News, Science & Research

Neurodatathon premiers in four-day event

Participants combined knowledge of programming, neuroscience for event

Staff Writer
Sunday, December 3, 2017

Students worked with state-of-the-art tools to uncover patterns in a never-before analyzed neural data set at Brown’s first-ever Neurodatathon Nov. 28 to Dec. 2.

Hosted by Brown Data Science and sponsored by the Brown Institute for Brain Science and the Brown Initiative for Computation in Brain and Mind, the Neurodatathon challenged students to analyze a neural data set with a variety of machine learning and deep learning methods.

“What we were hoping, by introducing this brand new data set, was that students would have an opportunity to figure out interesting characteristics about the data and also (discover) optimal ways of filtering it, so that optimal results can be obtained when doing scientific analysis,” said Drew Linsley, postdoctoral research associate in cognitive, linguistic and psychological sciences.

“We had 140 students sign up, who had concentrations ranging from physics and computer science to neuroscience and psychology,” Linsley said.

With students coming from such wide-ranging fields, the event featured two tracks of competition, each demanding a different set of skills and interests. Participants either formed teams or worked independently, competing in one of the two tracks.

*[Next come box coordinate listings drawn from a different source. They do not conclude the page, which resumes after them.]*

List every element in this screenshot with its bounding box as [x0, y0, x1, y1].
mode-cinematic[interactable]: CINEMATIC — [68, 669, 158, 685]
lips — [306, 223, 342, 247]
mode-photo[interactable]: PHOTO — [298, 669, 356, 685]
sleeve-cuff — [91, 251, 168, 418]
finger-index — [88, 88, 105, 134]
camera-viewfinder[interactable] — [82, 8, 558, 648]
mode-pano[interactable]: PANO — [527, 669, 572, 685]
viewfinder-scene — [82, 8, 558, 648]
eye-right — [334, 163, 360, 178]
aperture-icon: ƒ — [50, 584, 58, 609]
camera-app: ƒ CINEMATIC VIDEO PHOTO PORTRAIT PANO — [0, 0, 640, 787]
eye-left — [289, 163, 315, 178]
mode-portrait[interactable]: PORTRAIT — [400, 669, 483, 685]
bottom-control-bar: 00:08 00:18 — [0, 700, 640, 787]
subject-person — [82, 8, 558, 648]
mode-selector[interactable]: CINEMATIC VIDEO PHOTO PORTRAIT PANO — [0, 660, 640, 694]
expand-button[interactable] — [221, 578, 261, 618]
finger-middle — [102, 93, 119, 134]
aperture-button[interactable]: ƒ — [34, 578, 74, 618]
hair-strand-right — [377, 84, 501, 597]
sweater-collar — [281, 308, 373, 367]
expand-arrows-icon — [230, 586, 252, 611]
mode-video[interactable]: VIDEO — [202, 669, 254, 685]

The “Optimize” track tended to be the choice for programmers and deep learning and machine learning enthusiasts. In this track, the goal was to build a model that most accurately interpreted neural behavior, as given by the data set. The two groups whose models generated the most accurate results won the competition.

The “Create” track involved scientific analysis and was chosen more often by students with stronger neuroscience backgrounds. Because the provided data set had never been analyzed before, participants were given lots of freedom and an opportunity to come up with scientifically significant analysis. Three neuroscience and data science experts judged the analysis submitted by the participants, and the two winners were chosen for the impact and creativity of their submissions.

“In a perfect world, you would be an expert in both (computing and neuroscience), but of course it’s very difficult to get this kind of training, especially at the undergraduate level,” Linsley said. “Our special two-track competition catered to the two different types of students interested — the programmers who had more technical skill and the neuroscientists who had more knowledge about the brain.”

Because many of the participants had limited or no experience with machine learning algorithms, neural data sets and even data science in general, the organizers of the event hosted workshops. In addition, office hours were held every day during the event, giving participants opportunities to talk to deep learning and neuroscience experts.

A hacking space was offered for participants at night, giving students a place to work on projects and providing them access to experts. The workshops prior to the Neurodatathon “made the event much less daunting,” said Dylan Sam ’21. “It was a little bit of an introduction and walkthrough, which was really great. The experts did a really good job explaining the concepts to (participants).”

Mariel Rosic ’20 agreed that the workshop was a helpful aspect of the event. “The postdocs and grad students were so helpful,” she said. “I learned so much by talking to them, and it almost felt like a series of one-on-one machine learning sessions that helped me with my analysis.”

Participants and event hosts agreed that the event set a positive precedent for future Neurodatathons.

“We ended up finding some really interesting analysis, discovering interesting relationships between brain and behavior that we didn’t expect we would find,” Linsley said. The Brown Data Science Initiative will continue hosting events next semester, with plans of coordinating another Neurodatathon  in the near future, he added.